Although it took time to learn how to get the internal screen routed to the Nvidia GPU, it was well-worth the switch to Gentoo.
The Power of Source
What Gentoo recognizes is that open source software has an advantage in the source code itself. Largely, it is configurable. Relying on a binary build leaves you to the build-time decisions of the person building it.
An example: to build VLC with RTSP support, you need to build a handful of packages differently from the build-in binaries, as well as all of their dependencies wherever those dependencies require a feature not available in the current binary. All it takes is struggling to build one of those packages to consume an extra hour or two to get the job done. In fact, I never succeeded in the task.
Once I had gentoo installed, it was an absolute breeze to accomplish this task: euse -E live && emerge vlc. It didn’t even take a long time, thanks to a globally-set -j8 flag to make actually being able to tap out my processor.

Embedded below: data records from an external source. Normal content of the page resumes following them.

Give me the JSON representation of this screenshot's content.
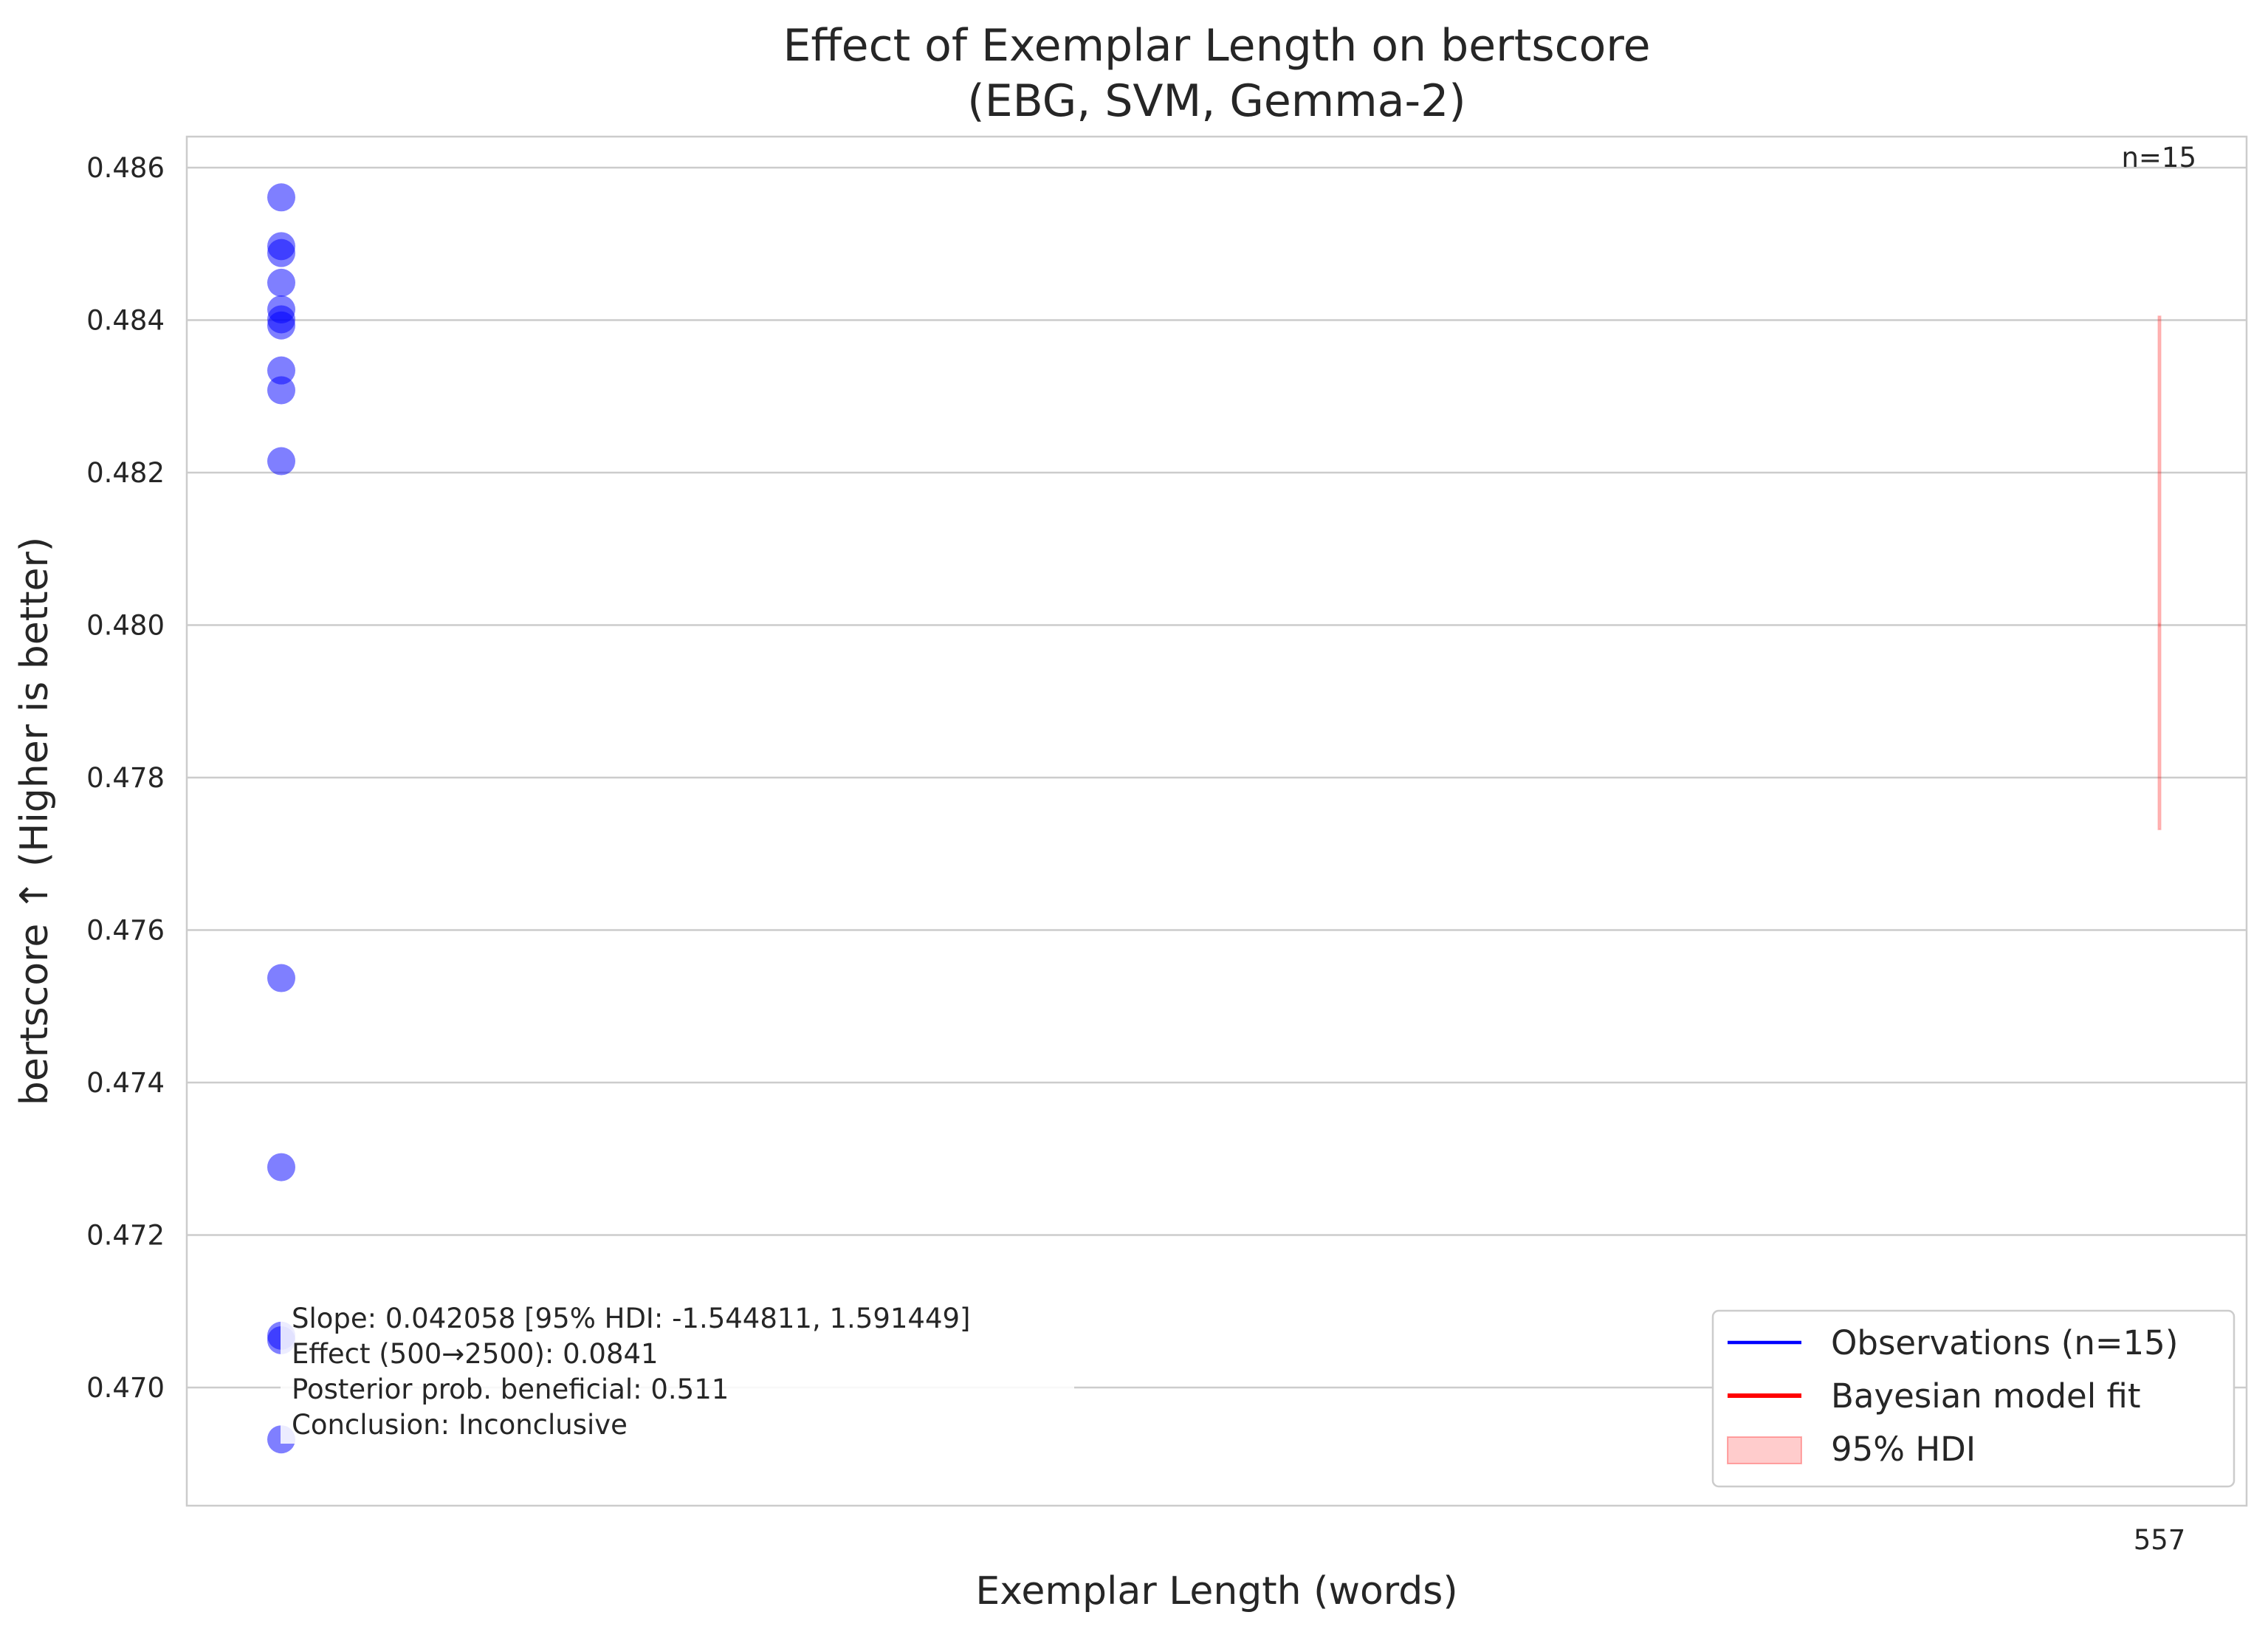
{
  "chart_data": {
    "type": "scatter",
    "title": "Effect of Exemplar Length on bertscore",
    "subtitle": "(EBG, SVM, Gemma-2)",
    "xlabel": "Exemplar Length (words)",
    "ylabel": "bertscore ↑ (Higher is better)",
    "ylim": [
      0.4685,
      0.4864
    ],
    "yticks": [
      "0.486",
      "0.484",
      "0.482",
      "0.480",
      "0.478",
      "0.476",
      "0.474",
      "0.472",
      "0.470"
    ],
    "xtick_label": "557",
    "grid": "horizontal",
    "n_label": "n=15",
    "series": [
      {
        "name": "Observations (n=15)",
        "color": "#0000ff",
        "x_category": "557",
        "values": [
          0.48561,
          0.48497,
          0.48488,
          0.48449,
          0.48414,
          0.48401,
          0.48393,
          0.48334,
          0.48308,
          0.48215,
          0.47537,
          0.47289,
          0.47068,
          0.47062,
          0.46932
        ]
      }
    ],
    "hdi_band": {
      "name": "95% HDI",
      "x_category": "557",
      "lower": 0.47732,
      "upper": 0.48405,
      "color": "#ff0000"
    },
    "model_fit": {
      "name": "Bayesian model fit",
      "color": "#ff0000",
      "value": 0.48
    },
    "annotation": [
      "Slope: 0.042058 [95% HDI: -1.544811, 1.591449]",
      "Effect (500→2500): 0.0841",
      "Posterior prob. beneficial: 0.511",
      "Conclusion: Inconclusive"
    ],
    "legend": {
      "position": "lower right",
      "entries": [
        {
          "label": "Observations (n=15)",
          "kind": "line",
          "color": "#0000ff"
        },
        {
          "label": "Bayesian model fit",
          "kind": "line",
          "color": "#ff0000"
        },
        {
          "label": "95% HDI",
          "kind": "patch",
          "color": "#ff0000"
        }
      ]
    }
  }
}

Now, I can’t distribute the software that I build for this system, because it’s built with all of the assumptions of my system in mind, including -march=haswell. But damn does everything just work the way I expect it to. I woke to a fresh kernel available, and had it built and booted to X in 10 minutes.
I can make major changes to system expectations and rebuild the entire system to support new features with a single command, reliably.
Now that I want to try pulseaudio, I can just euse -E pulseaudio && emerge [some options] @world.